Do you really know the problem?
If you’re just collecting everything because you haven’t yet identified the problem which you would like to solve, that’s fine as long as you know you aren’t solving any problems yet. Perhaps you’re interested in doing some exploratory data analysis in order to help identify a concrete problem. If you think you’re solving a problem by collecting all possible data, it’s much more likely that you are creating a storage and risk nightmare. Contrary to the popular exclamations in the Big Data ™ community, storing and managing all of that data costs a lot of time, money, and energy. Although it’s becoming ever cheaper to store data, the cognitive and organizational overhead of managing all of it is of course going up.
In other words, unless you are doing exploratory work or have a good reason, consider the habit of collecting all possible data to indicate that you haven’t really identified a problem to solve yet. You can make the argument that collecting all possible data now will allow you to effectively solve problems you think of in the future, but as mentioned this collection incurs costs and should be considered in light of data governance within your organization. You do have proper data governance in place, right?
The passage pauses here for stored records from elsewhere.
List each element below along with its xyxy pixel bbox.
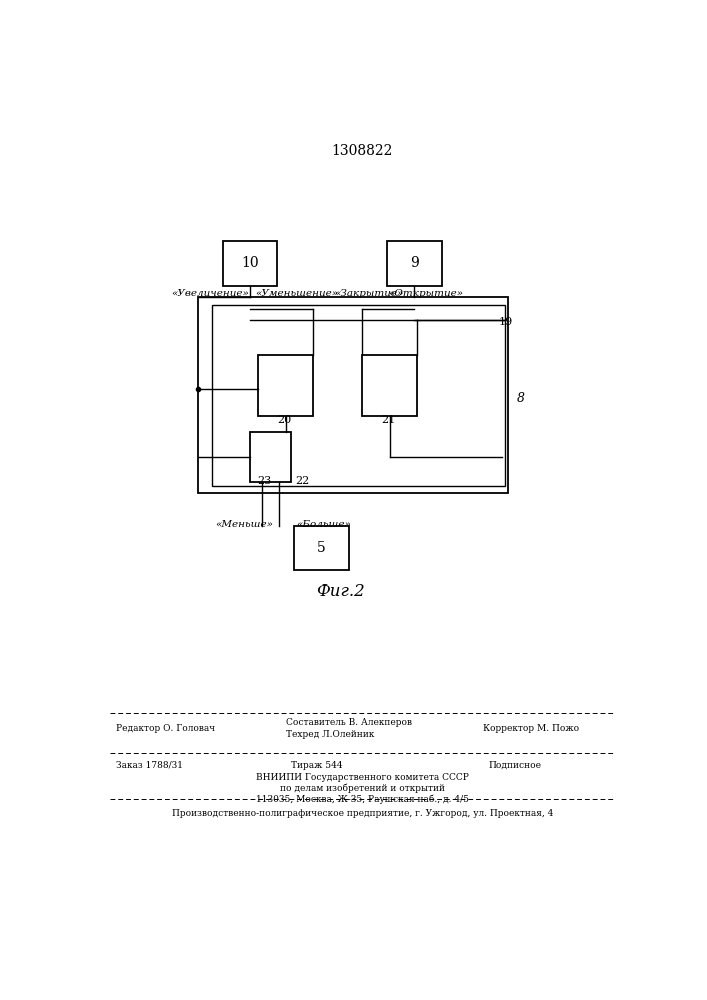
Text: «Открытие»: «Открытие» [389,289,464,298]
Text: 113035, Москва, Ж-35, Раушская наб., д. 4/5: 113035, Москва, Ж-35, Раушская наб., д. … [256,794,469,804]
Text: Заказ 1788/31: Заказ 1788/31 [116,761,183,770]
Bar [258,355,313,416]
Text: по делам изобретений и открытий: по делам изобретений и открытий [280,784,445,793]
Text: «Уменьшение»: «Уменьшение» [255,289,339,298]
Text: «Увеличение»: «Увеличение» [172,289,250,298]
Text: 23: 23 [257,476,271,486]
Bar [294,526,349,570]
Text: 10: 10 [241,256,259,270]
Text: «Меньше»: «Меньше» [216,520,274,529]
Bar [211,305,505,486]
Text: 8: 8 [517,392,525,405]
Text: 9: 9 [410,256,419,270]
Text: Корректор М. Пожо: Корректор М. Пожо [483,724,579,733]
Text: 1308822: 1308822 [332,144,393,158]
Bar [198,297,508,493]
Text: Тираж 544: Тираж 544 [291,761,343,770]
Bar [250,432,291,482]
Text: 5: 5 [317,541,326,555]
Text: 22: 22 [296,476,310,486]
Text: Подписное: Подписное [489,761,542,770]
Text: 19: 19 [498,317,513,327]
Bar [387,241,442,286]
Bar [223,241,277,286]
Text: Производственно-полиграфическое предприятие, г. Ужгород, ул. Проектная, 4: Производственно-полиграфическое предприя… [172,808,553,818]
Text: 21: 21 [382,415,396,425]
Text: Составитель В. Алекперов: Составитель В. Алекперов [286,718,411,727]
Text: «Закрытие»: «Закрытие» [334,289,403,298]
Text: 20: 20 [277,415,291,425]
Text: «Больше»: «Больше» [297,520,351,529]
Text: Редактор О. Головач: Редактор О. Головач [116,724,215,733]
Text: ВНИИПИ Государственного комитета СССР: ВНИИПИ Государственного комитета СССР [256,773,469,782]
Text: Фиг.2: Фиг.2 [316,583,365,600]
Bar [363,355,417,416]
Text: Техред Л.Олейник: Техред Л.Олейник [286,730,374,739]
You can’t lose what you don’t have
As mentioned in the governance article, another angle from which to view excess collection as an anti-pattern is to consider that with increased data collected and stored comes increased risk of the data being disclosed, leaked, released to a court, or other unfortunate outcomes. The more you collect, the more you risk losing. This can be doubly bad if you are collecting user data, since your users or customers are depending on you to make ethical decisions on how data is collected and stored. If you’re simply collecting tons of data for potential future use, and you don’t have a good reason right now, you could be doing a disservice to your customers. Additionally, you are exposing your employees and shareholders to unnecessary risks.
Before you start collecting everything in sight, relax for a moment and think. Have you actually identified the problem you would like to solve? If not, are you collecting more data than you need in order to perform your exploratory analysis? If so, are you exposing your users or company to increased risk due to possible leaks of data you didn’t need in the first place? Just a few things to think about when considering what to collect and what to do with it.